• Dara-KRd induction and consolidation with double trasnplant is feasible in high-risk transplant eligible newly diagnosed multiple myeloma

  • Dara-KRd with double transplant result in high rates of MRD negativity, progression-free and overall survival in high-risk multiple myeloma

High-risk (HR) cytogenetics are associated with poor outcomes in newly diagnosed multiple myeloma (NDMM) and dedicated studies should address this difficult-to-treat population. The phase 2 study 2018-04 from the Intergroupe Francophone du Myelome evaluated feasibility of an intensive strategy with quadruplet induction and consolidation plus tandem transplant in HR transplant eligible (TE) NDMM (NCT03606577). HR cytogenetics were defined by the presence of del(17p), t(4;14) and/or t(14;16). Treatment consisted in daratumumab-carfilzomib-lenalidomide-dexamethasone (D-KRd) induction (6 cycles), autologous stem cell transplantation (ASCT), D-KRd consolidation (4 cycles), second ASCT, and daratumumab-lenalidomide maintenance for 2 years. The primary endpoint was feasibility. Fifty patients with previously untreated NDMM were included. Median age was 57. Del(17p), t(4;14) and t(14;16) were found in 40%, 52% and 20% of patients respectively. At data cut-off, the study met the primary endpoint with 36 (72%) patients completing second transplant. Twenty patients (40%) discontinued the study due to stem-cell collection failure (n=8), disease progression (n=7), adverse event (n=4), consent withdrawal (n=1). Grade 3-4 Dara-KRd induction/consolidation related adverse events (>5% of patients) were neutropenia (39%), anemia (12%), thrombocytopenia (7%) and infection (6%).
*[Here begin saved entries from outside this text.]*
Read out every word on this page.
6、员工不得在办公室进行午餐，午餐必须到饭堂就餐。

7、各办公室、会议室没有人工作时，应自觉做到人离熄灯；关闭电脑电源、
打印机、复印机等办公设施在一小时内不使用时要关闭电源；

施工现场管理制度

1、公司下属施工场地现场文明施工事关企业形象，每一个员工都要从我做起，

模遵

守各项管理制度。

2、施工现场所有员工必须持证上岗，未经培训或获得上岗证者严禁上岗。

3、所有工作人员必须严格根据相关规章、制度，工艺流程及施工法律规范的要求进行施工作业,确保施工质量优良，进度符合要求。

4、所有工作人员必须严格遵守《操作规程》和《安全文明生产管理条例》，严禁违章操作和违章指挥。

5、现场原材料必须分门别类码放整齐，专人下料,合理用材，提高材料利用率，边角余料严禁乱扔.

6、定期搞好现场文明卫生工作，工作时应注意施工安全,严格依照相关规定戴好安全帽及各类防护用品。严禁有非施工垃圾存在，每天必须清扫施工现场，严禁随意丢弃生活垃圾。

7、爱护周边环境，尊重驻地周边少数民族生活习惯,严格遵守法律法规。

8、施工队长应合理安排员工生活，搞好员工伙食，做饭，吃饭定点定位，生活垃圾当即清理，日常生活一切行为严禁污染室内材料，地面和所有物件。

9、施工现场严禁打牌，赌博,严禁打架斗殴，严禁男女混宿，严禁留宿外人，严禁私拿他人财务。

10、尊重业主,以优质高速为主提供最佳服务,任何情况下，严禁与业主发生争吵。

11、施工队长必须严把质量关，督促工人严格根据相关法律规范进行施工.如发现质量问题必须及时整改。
The overall response rate was 100% for patients completing second transplant (n=36), including 81% complete response. Pre-maintenance Minimal Residual Disease (MRD) negativity rate (NGS, 10-6) was 94%. After a median follow up of 33 months, the 30-month progression-free (PFS) and overall survival were 80% and 91%, respectively. In conclusion, D-KRd with tandem transplant is feasible in high-risk TE NDMM patients and resulted in high rates of MRD negativity and PFS.